Study

An experimental assessment of slag as a substrate for mangrove rehabilitation

  • Published source details Day S., Streever W.J. & Watts J.J. (1999) An experimental assessment of slag as a substrate for mangrove rehabilitation. Restoration Ecology, 7, 139-144.

Actions

This study is summarised as evidence for the following.

Action Category

Disturb soil/sediment surface before planting trees/shrubs: brackish/saline wetlands

Action Link
Marsh and Swamp Conservation

Introduce tree/shrub seeds or propagules: brackish/saline wetlands

Action Link
Marsh and Swamp Conservation
  1. Disturb soil/sediment surface before planting trees/shrubs: brackish/saline wetlands

    A replicated, controlled study in 1995–1997 on an estuarine mudflat in New South Wales, Australia (Day et al. 1999) found that ploughing substrate before planting grey mangrove Avicennia marina propagules had no significant effect on their survival or seedling height after two growing seasons. At this time, ploughed and unploughed plots, initially planted with 16 propagules, contained a statistically similar number of seedlings (ploughed: 5.9; not ploughed: 6.7 seedlings/plot) and contained seedlings of statistically similar average height (ploughed: 45 cm; not ploughed: 49 cm). Initial survival rates (after two weeks) were also statistically similar in both treatments (ploughed: 4.7; not ploughed: 5.9 seedlings/plot). Methods: In December 1995, some 1-m2 plots (number not reported) were established in three areas on a tidal mudflat in the Hunter River estuary. The plots were excavated to 20 cm depth then refilled with the local natural substrate (sand/silt/clay). Some of the plots were then ploughed (10–15 cm depth) whilst the others were not ploughed. Sixteen locally collected grey mangrove propagules were planted into each plot. Seedlings were counted in each area after approximately two weeks, then counted and measured in two of the three areas (where some propagules survived) after 15 months.
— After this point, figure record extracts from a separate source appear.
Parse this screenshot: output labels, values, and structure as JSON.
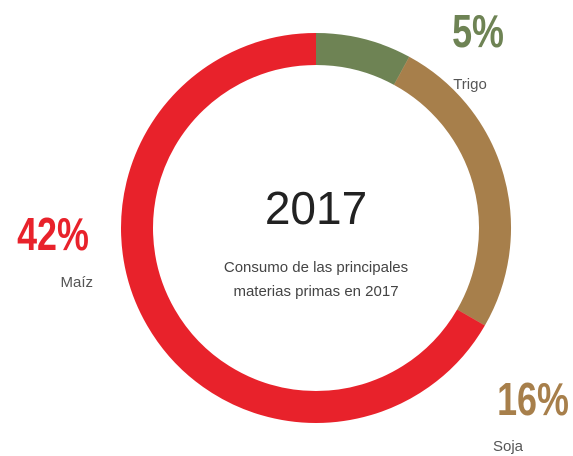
{
  "chart_data": {
    "type": "donut",
    "title": "2017",
    "subtitle": [
      "Consumo de las principales",
      "materias primas en 2017"
    ],
    "categories": [
      "Trigo",
      "Soja",
      "Maíz"
    ],
    "values": [
      5,
      16,
      42
    ],
    "value_labels": [
      "5%",
      "16%",
      "42%"
    ],
    "colors": [
      "#6e8354",
      "#a77f4b",
      "#e8222b"
    ]
  }
}
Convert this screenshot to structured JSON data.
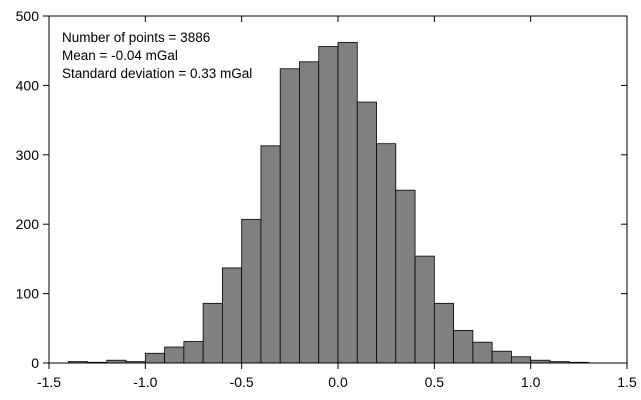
{
  "chart_data": {
    "type": "bar",
    "bin_width": 0.1,
    "bin_starts": [
      -1.4,
      -1.3,
      -1.2,
      -1.1,
      -1.0,
      -0.9,
      -0.8,
      -0.7,
      -0.6,
      -0.5,
      -0.4,
      -0.3,
      -0.2,
      -0.1,
      0.0,
      0.1,
      0.2,
      0.3,
      0.4,
      0.5,
      0.6,
      0.7,
      0.8,
      0.9,
      1.0,
      1.1,
      1.2
    ],
    "values": [
      2,
      1,
      4,
      2,
      14,
      23,
      31,
      86,
      137,
      207,
      313,
      424,
      434,
      456,
      462,
      376,
      316,
      249,
      154,
      86,
      47,
      30,
      17,
      9,
      4,
      2,
      1
    ],
    "xlim": [
      -1.5,
      1.5
    ],
    "ylim": [
      0,
      500
    ],
    "xticks": [
      -1.5,
      -1.0,
      -0.5,
      0.0,
      0.5,
      1.0,
      1.5
    ],
    "xtick_labels": [
      "-1.5",
      "-1.0",
      "-0.5",
      "0.0",
      "0.5",
      "1.0",
      "1.5"
    ],
    "yticks": [
      0,
      100,
      200,
      300,
      400,
      500
    ],
    "ytick_labels": [
      "0",
      "100",
      "200",
      "300",
      "400",
      "500"
    ],
    "xlabel": "",
    "ylabel": "",
    "title": "",
    "grid": false,
    "bar_color": "#808080",
    "bar_edge_color": "#000000",
    "annotations": [
      "Number of points = 3886",
      "Mean = -0.04 mGal",
      "Standard deviation = 0.33 mGal"
    ]
  }
}
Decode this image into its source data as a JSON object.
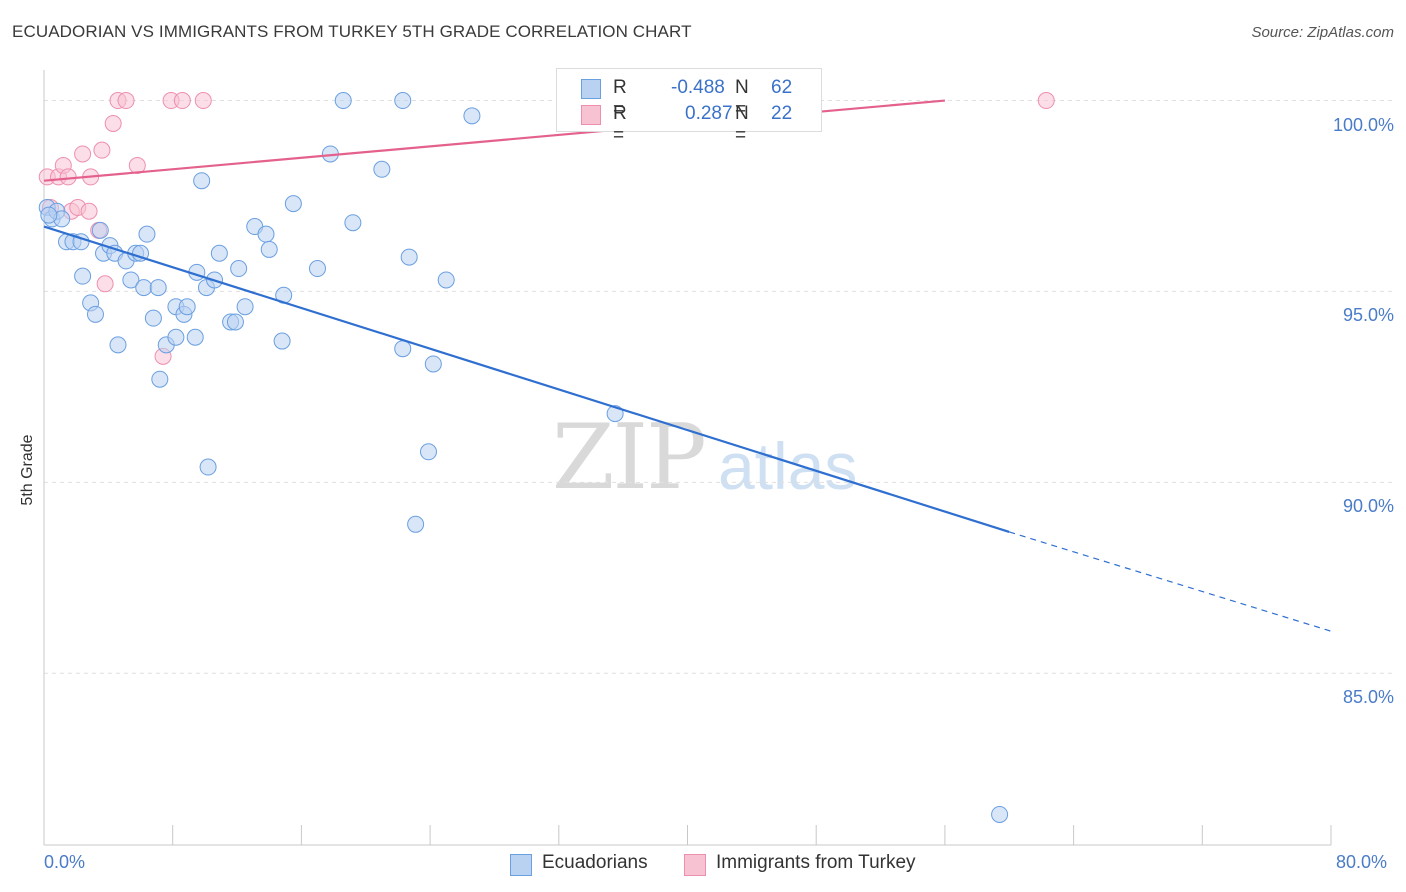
{
  "title": "ECUADORIAN VS IMMIGRANTS FROM TURKEY 5TH GRADE CORRELATION CHART",
  "source": "Source: ZipAtlas.com",
  "watermark": {
    "zip": "ZIP",
    "atlas": "atlas"
  },
  "colors": {
    "blue": "#6a9fe0",
    "blue_fill": "#b9d2f2",
    "blue_line": "#2f6fd0",
    "pink": "#ee8fae",
    "pink_fill": "#f7c3d3",
    "pink_line": "#e4618c",
    "tick_text": "#4a7cc7",
    "grid": "#e0e0e0"
  },
  "legend": {
    "rows": [
      {
        "r_label": "R =",
        "r_value": "-0.488",
        "n_label": "N =",
        "n_value": "62"
      },
      {
        "r_label": "R =",
        "r_value": "0.287",
        "n_label": "N =",
        "n_value": "22"
      }
    ]
  },
  "bottom_legend": [
    "Ecuadorians",
    "Immigrants from Turkey"
  ],
  "chart_data": {
    "type": "scatter",
    "title": "ECUADORIAN VS IMMIGRANTS FROM TURKEY 5TH GRADE CORRELATION CHART",
    "xlabel": "",
    "ylabel": "5th Grade",
    "xlim": [
      0,
      80
    ],
    "ylim": [
      80.5,
      100.8
    ],
    "x_tick_labels": [
      "0.0%",
      "80.0%"
    ],
    "y_ticks": [
      85,
      90,
      95,
      100
    ],
    "y_tick_labels": [
      "85.0%",
      "90.0%",
      "95.0%",
      "100.0%"
    ],
    "grid": true,
    "series": [
      {
        "name": "Ecuadorians",
        "color": "blue",
        "points": [
          [
            0.2,
            97.2
          ],
          [
            0.5,
            96.9
          ],
          [
            0.8,
            97.1
          ],
          [
            1.1,
            96.9
          ],
          [
            1.4,
            96.3
          ],
          [
            1.8,
            96.3
          ],
          [
            2.3,
            96.3
          ],
          [
            2.4,
            95.4
          ],
          [
            2.9,
            94.7
          ],
          [
            3.2,
            94.4
          ],
          [
            3.5,
            96.6
          ],
          [
            3.7,
            96.0
          ],
          [
            4.1,
            96.2
          ],
          [
            4.4,
            96.0
          ],
          [
            4.6,
            93.6
          ],
          [
            5.1,
            95.8
          ],
          [
            5.4,
            95.3
          ],
          [
            5.7,
            96.0
          ],
          [
            6.2,
            95.1
          ],
          [
            6.4,
            96.5
          ],
          [
            6.8,
            94.3
          ],
          [
            7.1,
            95.1
          ],
          [
            7.2,
            92.7
          ],
          [
            7.6,
            93.6
          ],
          [
            8.2,
            93.8
          ],
          [
            8.2,
            94.6
          ],
          [
            8.7,
            94.4
          ],
          [
            8.9,
            94.6
          ],
          [
            9.4,
            93.8
          ],
          [
            9.5,
            95.5
          ],
          [
            9.8,
            97.9
          ],
          [
            10.1,
            95.1
          ],
          [
            10.2,
            90.4
          ],
          [
            10.6,
            95.3
          ],
          [
            10.9,
            96.0
          ],
          [
            11.6,
            94.2
          ],
          [
            11.9,
            94.2
          ],
          [
            12.1,
            95.6
          ],
          [
            12.5,
            94.6
          ],
          [
            13.1,
            96.7
          ],
          [
            13.8,
            96.5
          ],
          [
            14.0,
            96.1
          ],
          [
            14.8,
            93.7
          ],
          [
            14.9,
            94.9
          ],
          [
            15.5,
            97.3
          ],
          [
            17.0,
            95.6
          ],
          [
            17.8,
            98.6
          ],
          [
            18.6,
            100.0
          ],
          [
            19.2,
            96.8
          ],
          [
            21.0,
            98.2
          ],
          [
            22.3,
            100.0
          ],
          [
            22.3,
            93.5
          ],
          [
            22.7,
            95.9
          ],
          [
            23.1,
            88.9
          ],
          [
            23.9,
            90.8
          ],
          [
            24.2,
            93.1
          ],
          [
            25.0,
            95.3
          ],
          [
            26.6,
            99.6
          ],
          [
            35.5,
            91.8
          ],
          [
            59.4,
            81.3
          ],
          [
            0.3,
            97.0
          ],
          [
            6.0,
            96.0
          ]
        ]
      },
      {
        "name": "Immigrants from Turkey",
        "color": "pink",
        "points": [
          [
            0.2,
            98.0
          ],
          [
            0.4,
            97.2
          ],
          [
            0.9,
            98.0
          ],
          [
            1.2,
            98.3
          ],
          [
            1.5,
            98.0
          ],
          [
            1.7,
            97.1
          ],
          [
            2.1,
            97.2
          ],
          [
            2.4,
            98.6
          ],
          [
            2.8,
            97.1
          ],
          [
            2.9,
            98.0
          ],
          [
            3.4,
            96.6
          ],
          [
            3.6,
            98.7
          ],
          [
            3.8,
            95.2
          ],
          [
            4.3,
            99.4
          ],
          [
            4.6,
            100.0
          ],
          [
            5.1,
            100.0
          ],
          [
            5.8,
            98.3
          ],
          [
            7.4,
            93.3
          ],
          [
            7.9,
            100.0
          ],
          [
            8.6,
            100.0
          ],
          [
            9.9,
            100.0
          ],
          [
            62.3,
            100.0
          ]
        ]
      }
    ],
    "trend_lines": [
      {
        "series": "Ecuadorians",
        "from": [
          0,
          96.7
        ],
        "to": [
          60.0,
          88.7
        ],
        "dashed_to": [
          80.0,
          86.1
        ]
      },
      {
        "series": "Immigrants from Turkey",
        "from": [
          0,
          97.9
        ],
        "to": [
          56.0,
          100.0
        ]
      }
    ]
  }
}
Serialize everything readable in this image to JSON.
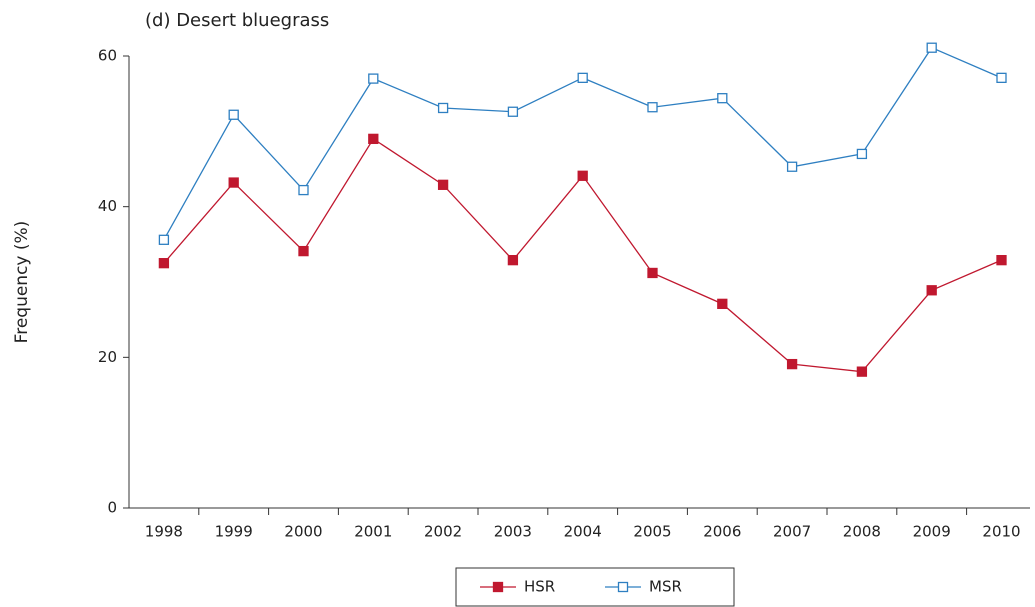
{
  "chart_data": {
    "type": "line",
    "title": "(d) Desert bluegrass",
    "y_label": "Frequency (%)",
    "categories": [
      "1998",
      "1999",
      "2000",
      "2001",
      "2002",
      "2003",
      "2004",
      "2005",
      "2006",
      "2007",
      "2008",
      "2009",
      "2010"
    ],
    "series": [
      {
        "name": "HSR",
        "color": "#c0182f",
        "marker": "filled-square",
        "values": [
          32.5,
          43.2,
          34.1,
          49.0,
          42.9,
          32.9,
          44.1,
          31.2,
          27.1,
          19.1,
          18.1,
          28.9,
          32.9
        ]
      },
      {
        "name": "MSR",
        "color": "#2e7fc1",
        "marker": "open-square",
        "values": [
          35.6,
          52.2,
          42.2,
          57.0,
          53.1,
          52.6,
          57.1,
          53.2,
          54.4,
          45.3,
          47.0,
          61.1,
          57.1
        ]
      }
    ],
    "ylim": [
      0,
      60
    ],
    "yticks": [
      0,
      20,
      40,
      60
    ],
    "grid": false,
    "legend": "bottom"
  }
}
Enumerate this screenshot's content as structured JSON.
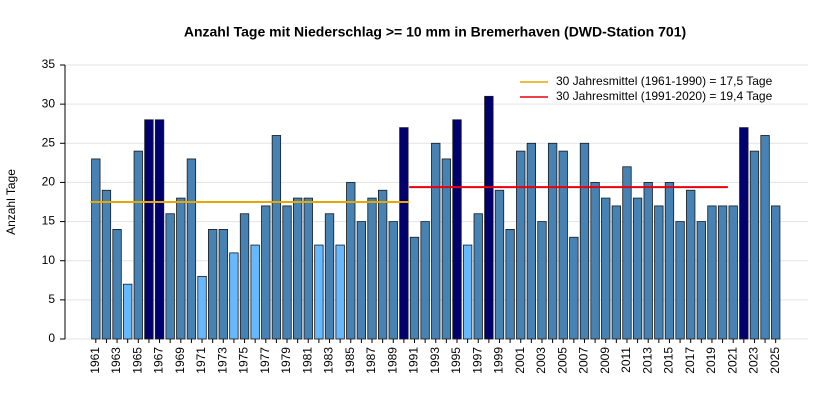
{
  "chart_data": {
    "type": "bar",
    "title": "Anzahl Tage mit Niederschlag >= 10 mm in Bremerhaven (DWD-Station 701)",
    "y_label": "Anzahl Tage",
    "categories": [
      "1961",
      null,
      "1963",
      null,
      "1965",
      null,
      "1967",
      null,
      "1969",
      null,
      "1971",
      null,
      "1973",
      null,
      "1975",
      null,
      "1977",
      null,
      "1979",
      null,
      "1981",
      null,
      "1983",
      null,
      "1985",
      null,
      "1987",
      null,
      "1989",
      null,
      "1991",
      null,
      "1993",
      null,
      "1995",
      null,
      "1997",
      null,
      "1999",
      null,
      "2001",
      null,
      "2003",
      null,
      "2005",
      null,
      "2007",
      null,
      "2009",
      null,
      "2011",
      null,
      "2013",
      null,
      "2015",
      null,
      "2017",
      null,
      "2019",
      null,
      "2021",
      null,
      "2023",
      null,
      "2025"
    ],
    "values": [
      23,
      19,
      14,
      7,
      24,
      28,
      28,
      16,
      18,
      23,
      8,
      14,
      14,
      11,
      16,
      12,
      17,
      26,
      17,
      18,
      18,
      12,
      16,
      12,
      20,
      15,
      18,
      19,
      15,
      27,
      13,
      15,
      25,
      23,
      28,
      12,
      16,
      31,
      19,
      14,
      24,
      25,
      15,
      25,
      24,
      13,
      25,
      20,
      18,
      17,
      22,
      18,
      20,
      17,
      20,
      15,
      19,
      15,
      17,
      17,
      17,
      27,
      24,
      26,
      17
    ],
    "colors": [
      "#4682b4",
      "#4682b4",
      "#4682b4",
      "#66b8ff",
      "#4682b4",
      "#00006e",
      "#00006e",
      "#4682b4",
      "#4682b4",
      "#4682b4",
      "#66b8ff",
      "#4682b4",
      "#4682b4",
      "#66b8ff",
      "#4682b4",
      "#66b8ff",
      "#4682b4",
      "#4682b4",
      "#4682b4",
      "#4682b4",
      "#4682b4",
      "#66b8ff",
      "#4682b4",
      "#66b8ff",
      "#4682b4",
      "#4682b4",
      "#4682b4",
      "#4682b4",
      "#4682b4",
      "#00006e",
      "#4682b4",
      "#4682b4",
      "#4682b4",
      "#4682b4",
      "#00006e",
      "#66b8ff",
      "#4682b4",
      "#00006e",
      "#4682b4",
      "#4682b4",
      "#4682b4",
      "#4682b4",
      "#4682b4",
      "#4682b4",
      "#4682b4",
      "#4682b4",
      "#4682b4",
      "#4682b4",
      "#4682b4",
      "#4682b4",
      "#4682b4",
      "#4682b4",
      "#4682b4",
      "#4682b4",
      "#4682b4",
      "#4682b4",
      "#4682b4",
      "#4682b4",
      "#4682b4",
      "#4682b4",
      "#4682b4",
      "#00006e",
      "#4682b4",
      "#4682b4",
      "#4682b4"
    ],
    "ylim": [
      0,
      35
    ],
    "yticks": [
      0,
      5,
      10,
      15,
      20,
      25,
      30,
      35
    ],
    "grid": true,
    "reference_lines": [
      {
        "name": "30 Jahresmittel (1961-1990) = 17,5 Tage",
        "value": 17.5,
        "x_range": [
          1961,
          1990
        ],
        "color": "#e6a700"
      },
      {
        "name": "30 Jahresmittel (1991-2020) = 19,4 Tage",
        "value": 19.4,
        "x_range": [
          1991,
          2020
        ],
        "color": "#e8000b"
      }
    ],
    "legend": "top-right"
  }
}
    (Summarised by: Nigel Taylor)

  2. Introduce tree/shrub seeds or propagules: brackish/saline wetlands

    A replicated study in 1995–1997 on a tidal mudflat in New South Wales, Australia (Day et al. 1999) reported 0–53% survival of planted grey mangrove Avicennia marina propagules after two growing seasons, but that survivors grew. In one of three planted areas, there were no mangrove seedlings present after two weeks. In the other two areas, there were 3.5–8.4 mangrove seedlings/plot present after two growing seasons (vs 16 planted propagules/plot). Seedlings were 30–49 cm tall, on average. There were more surviving seedlings in sand or natural substrate (6.7–8.4 seedlings/plot) than in slag (3.5 seedlings/plot), but the average height of seedlings was lower in sand (30 cm) than in all other substrates (45–49 cm). Methods: In December 1995, sixty 1-m2 plots were established (in three sets of 20) on a tidal mudflat in the Hunter River estuary. The plots were excavated to 20 cm depth and refilled with sand, the local natural substrate (sand/silt/clay; ploughed or unploughed) or slag (a waste product from iron production). Sixteen locally collected grey mangrove propagules were planted into each plot. Seedlings were counted in each set after approximately two weeks, then counted and measured in two of the sets after 15 months.